East Calcutta Wetlands

Designations
Official nameEast Calcutta Wetlands
Designated19 August 2002
Reference no.1208

The East Kolkata Wetlands (officially known as East Calcutta Wetlands) (22 0 27' N 88 0 27' E), are a complex of natural and human-made wetlands lying east of the city of Calcutta (Kolkata), of West Bengal in India. The wetlands cover 125 square kilometres and include salt marshes, and agricultural fields, sewage farms and settling ponds. The wetlands are also used to treat Kolkata's sewage, and the nutrients contained in the wastewater sustain fish farms and agriculture.

EKW treats about 60–80% of Kolkata's sewage naturally as the world's largest organic sewage management system, supporting around 50,000 agro-workers and supplying about one-third of Kolkata's fish requirement.

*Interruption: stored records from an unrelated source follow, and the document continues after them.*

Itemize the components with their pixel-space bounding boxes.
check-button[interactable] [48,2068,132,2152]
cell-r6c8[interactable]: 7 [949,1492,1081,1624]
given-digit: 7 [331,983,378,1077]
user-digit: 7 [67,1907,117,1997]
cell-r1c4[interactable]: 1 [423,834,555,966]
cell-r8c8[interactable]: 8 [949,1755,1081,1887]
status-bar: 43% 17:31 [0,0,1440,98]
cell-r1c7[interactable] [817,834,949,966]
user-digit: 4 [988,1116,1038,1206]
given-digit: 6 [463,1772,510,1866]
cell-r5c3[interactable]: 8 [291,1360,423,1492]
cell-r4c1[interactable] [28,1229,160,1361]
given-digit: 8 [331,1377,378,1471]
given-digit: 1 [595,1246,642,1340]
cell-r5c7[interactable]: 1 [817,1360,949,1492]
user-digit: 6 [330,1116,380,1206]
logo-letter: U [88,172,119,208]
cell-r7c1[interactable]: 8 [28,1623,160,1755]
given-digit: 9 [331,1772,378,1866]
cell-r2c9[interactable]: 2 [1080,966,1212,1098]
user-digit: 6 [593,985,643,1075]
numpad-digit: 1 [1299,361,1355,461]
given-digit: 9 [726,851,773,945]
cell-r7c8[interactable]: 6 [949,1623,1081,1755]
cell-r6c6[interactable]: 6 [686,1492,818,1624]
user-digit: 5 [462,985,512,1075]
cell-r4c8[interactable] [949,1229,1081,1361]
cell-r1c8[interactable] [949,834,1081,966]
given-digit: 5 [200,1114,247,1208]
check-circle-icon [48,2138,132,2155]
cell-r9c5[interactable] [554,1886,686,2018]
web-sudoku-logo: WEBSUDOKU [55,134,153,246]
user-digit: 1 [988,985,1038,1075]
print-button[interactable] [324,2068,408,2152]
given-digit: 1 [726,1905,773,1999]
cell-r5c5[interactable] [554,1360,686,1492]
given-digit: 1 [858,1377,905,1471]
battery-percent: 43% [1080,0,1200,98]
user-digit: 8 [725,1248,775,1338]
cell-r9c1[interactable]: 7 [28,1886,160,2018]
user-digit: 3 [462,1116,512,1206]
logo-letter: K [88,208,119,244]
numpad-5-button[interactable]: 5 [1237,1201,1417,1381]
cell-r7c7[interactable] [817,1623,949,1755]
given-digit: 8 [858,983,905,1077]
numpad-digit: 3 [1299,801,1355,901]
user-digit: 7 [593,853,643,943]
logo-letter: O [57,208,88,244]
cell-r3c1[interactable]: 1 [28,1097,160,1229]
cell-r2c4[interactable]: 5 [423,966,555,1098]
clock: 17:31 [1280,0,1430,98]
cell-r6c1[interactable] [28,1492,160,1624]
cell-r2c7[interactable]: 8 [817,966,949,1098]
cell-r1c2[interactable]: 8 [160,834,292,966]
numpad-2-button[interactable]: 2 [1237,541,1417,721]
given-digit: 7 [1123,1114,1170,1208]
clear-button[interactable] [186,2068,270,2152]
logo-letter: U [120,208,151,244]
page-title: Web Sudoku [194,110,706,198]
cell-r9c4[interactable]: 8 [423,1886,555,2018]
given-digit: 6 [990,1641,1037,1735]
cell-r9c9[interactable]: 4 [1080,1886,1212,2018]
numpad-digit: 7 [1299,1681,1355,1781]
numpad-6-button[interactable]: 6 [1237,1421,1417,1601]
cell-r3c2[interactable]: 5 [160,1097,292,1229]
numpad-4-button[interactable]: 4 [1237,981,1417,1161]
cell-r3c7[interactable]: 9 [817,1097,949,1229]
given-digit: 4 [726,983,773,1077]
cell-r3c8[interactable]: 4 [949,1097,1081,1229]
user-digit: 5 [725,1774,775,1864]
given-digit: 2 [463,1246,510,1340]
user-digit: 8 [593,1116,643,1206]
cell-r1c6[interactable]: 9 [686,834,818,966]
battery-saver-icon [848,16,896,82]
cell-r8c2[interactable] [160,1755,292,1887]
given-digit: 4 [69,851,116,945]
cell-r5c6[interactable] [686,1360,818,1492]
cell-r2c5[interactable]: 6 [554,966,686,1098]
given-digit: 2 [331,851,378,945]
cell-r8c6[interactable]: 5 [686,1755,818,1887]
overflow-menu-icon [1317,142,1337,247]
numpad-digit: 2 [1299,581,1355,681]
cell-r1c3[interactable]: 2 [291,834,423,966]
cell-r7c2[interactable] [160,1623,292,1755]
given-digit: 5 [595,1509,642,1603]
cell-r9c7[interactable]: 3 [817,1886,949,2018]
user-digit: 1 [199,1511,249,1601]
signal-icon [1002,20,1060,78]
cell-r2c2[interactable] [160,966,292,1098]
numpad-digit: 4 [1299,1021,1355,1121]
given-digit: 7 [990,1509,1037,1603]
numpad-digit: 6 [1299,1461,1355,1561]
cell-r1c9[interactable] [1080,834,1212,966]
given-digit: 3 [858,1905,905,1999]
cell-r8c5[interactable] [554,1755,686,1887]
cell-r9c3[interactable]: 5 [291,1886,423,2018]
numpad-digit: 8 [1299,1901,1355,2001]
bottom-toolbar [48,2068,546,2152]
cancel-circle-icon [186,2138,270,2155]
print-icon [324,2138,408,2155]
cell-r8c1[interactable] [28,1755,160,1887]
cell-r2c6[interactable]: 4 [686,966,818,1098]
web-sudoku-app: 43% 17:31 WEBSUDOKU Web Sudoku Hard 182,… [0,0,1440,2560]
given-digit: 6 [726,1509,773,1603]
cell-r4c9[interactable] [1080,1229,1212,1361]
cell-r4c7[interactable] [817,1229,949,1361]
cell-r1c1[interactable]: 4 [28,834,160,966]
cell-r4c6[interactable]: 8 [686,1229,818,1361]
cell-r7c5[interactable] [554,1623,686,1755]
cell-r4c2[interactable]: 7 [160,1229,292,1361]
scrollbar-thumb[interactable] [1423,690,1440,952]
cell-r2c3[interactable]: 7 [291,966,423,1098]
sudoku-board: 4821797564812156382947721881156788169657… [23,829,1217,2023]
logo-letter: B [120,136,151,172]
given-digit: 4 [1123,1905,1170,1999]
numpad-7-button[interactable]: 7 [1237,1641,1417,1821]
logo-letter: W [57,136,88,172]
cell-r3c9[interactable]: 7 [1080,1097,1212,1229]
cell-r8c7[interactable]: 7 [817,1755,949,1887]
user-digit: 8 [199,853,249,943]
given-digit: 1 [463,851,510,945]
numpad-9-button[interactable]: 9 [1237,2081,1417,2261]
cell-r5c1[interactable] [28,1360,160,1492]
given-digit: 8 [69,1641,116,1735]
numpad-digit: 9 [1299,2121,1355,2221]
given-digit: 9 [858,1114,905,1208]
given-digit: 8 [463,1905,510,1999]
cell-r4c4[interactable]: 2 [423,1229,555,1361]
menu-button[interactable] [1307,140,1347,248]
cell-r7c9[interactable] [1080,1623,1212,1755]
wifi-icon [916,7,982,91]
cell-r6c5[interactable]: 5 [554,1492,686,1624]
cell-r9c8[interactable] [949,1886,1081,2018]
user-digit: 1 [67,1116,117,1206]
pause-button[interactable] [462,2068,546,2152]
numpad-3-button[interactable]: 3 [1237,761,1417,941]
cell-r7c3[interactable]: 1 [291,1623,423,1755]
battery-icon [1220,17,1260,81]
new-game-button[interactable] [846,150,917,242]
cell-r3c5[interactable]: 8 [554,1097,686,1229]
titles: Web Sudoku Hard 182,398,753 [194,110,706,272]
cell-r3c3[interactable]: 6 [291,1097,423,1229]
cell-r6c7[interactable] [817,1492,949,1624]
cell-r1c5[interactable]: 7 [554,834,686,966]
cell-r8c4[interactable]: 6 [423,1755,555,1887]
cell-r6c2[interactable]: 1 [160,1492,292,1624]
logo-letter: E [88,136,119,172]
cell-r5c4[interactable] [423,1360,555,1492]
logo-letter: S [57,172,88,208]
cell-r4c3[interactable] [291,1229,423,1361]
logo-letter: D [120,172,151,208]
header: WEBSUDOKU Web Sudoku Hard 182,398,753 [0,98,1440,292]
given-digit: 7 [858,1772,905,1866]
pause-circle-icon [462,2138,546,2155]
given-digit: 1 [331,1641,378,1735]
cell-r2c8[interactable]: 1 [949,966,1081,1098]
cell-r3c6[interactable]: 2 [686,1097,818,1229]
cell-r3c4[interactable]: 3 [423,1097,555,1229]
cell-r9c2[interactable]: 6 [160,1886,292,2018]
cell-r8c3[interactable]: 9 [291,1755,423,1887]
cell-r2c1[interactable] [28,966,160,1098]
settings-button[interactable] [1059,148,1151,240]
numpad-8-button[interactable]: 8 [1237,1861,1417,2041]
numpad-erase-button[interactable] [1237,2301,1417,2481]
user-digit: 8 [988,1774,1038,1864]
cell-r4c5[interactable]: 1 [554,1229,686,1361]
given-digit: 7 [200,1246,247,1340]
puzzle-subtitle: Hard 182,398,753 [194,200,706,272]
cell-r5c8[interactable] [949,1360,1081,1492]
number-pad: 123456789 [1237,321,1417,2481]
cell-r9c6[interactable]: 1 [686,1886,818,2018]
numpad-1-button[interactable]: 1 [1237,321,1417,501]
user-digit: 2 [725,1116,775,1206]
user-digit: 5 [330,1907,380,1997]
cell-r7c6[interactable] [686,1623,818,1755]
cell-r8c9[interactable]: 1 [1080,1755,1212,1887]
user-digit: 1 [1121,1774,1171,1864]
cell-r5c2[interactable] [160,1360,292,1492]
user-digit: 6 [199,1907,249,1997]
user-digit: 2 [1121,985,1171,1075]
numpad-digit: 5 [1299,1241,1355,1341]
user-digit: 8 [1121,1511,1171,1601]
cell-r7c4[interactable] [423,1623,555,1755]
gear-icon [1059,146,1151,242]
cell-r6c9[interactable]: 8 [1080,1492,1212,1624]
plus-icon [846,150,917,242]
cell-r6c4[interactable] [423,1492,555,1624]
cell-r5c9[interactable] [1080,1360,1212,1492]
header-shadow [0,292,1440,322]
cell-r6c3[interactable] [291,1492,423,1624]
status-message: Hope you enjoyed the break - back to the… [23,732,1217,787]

The name East Calcutta Wetlands was coined by late Dhrubajyoti Ghosh, Special Advisory (Agricultural Ecosystems), Commission on Ecosystem Management, IUCN, who reached this incredible but neglected part of the city when, while working as an engineer for the Government of West Bengal's Water & Sanitation Department, he was searching for an answer to the question: What exactly happens to the city sewage? These natural water bodies which were known just as fisheries provided the answer. Devised by local fishermen and farmers, these wetlands served, in effect, as the natural sewage treatment plant for the city. The East Kolkata Wetlands host the largest sewage fed aquaculture in the world.

It's not widely known that Wetlands Day originated in Kolkata on June 16, 1990, seven years prior to the establishment of World Wetlands Day by the Ramsar Secretariat in 1997.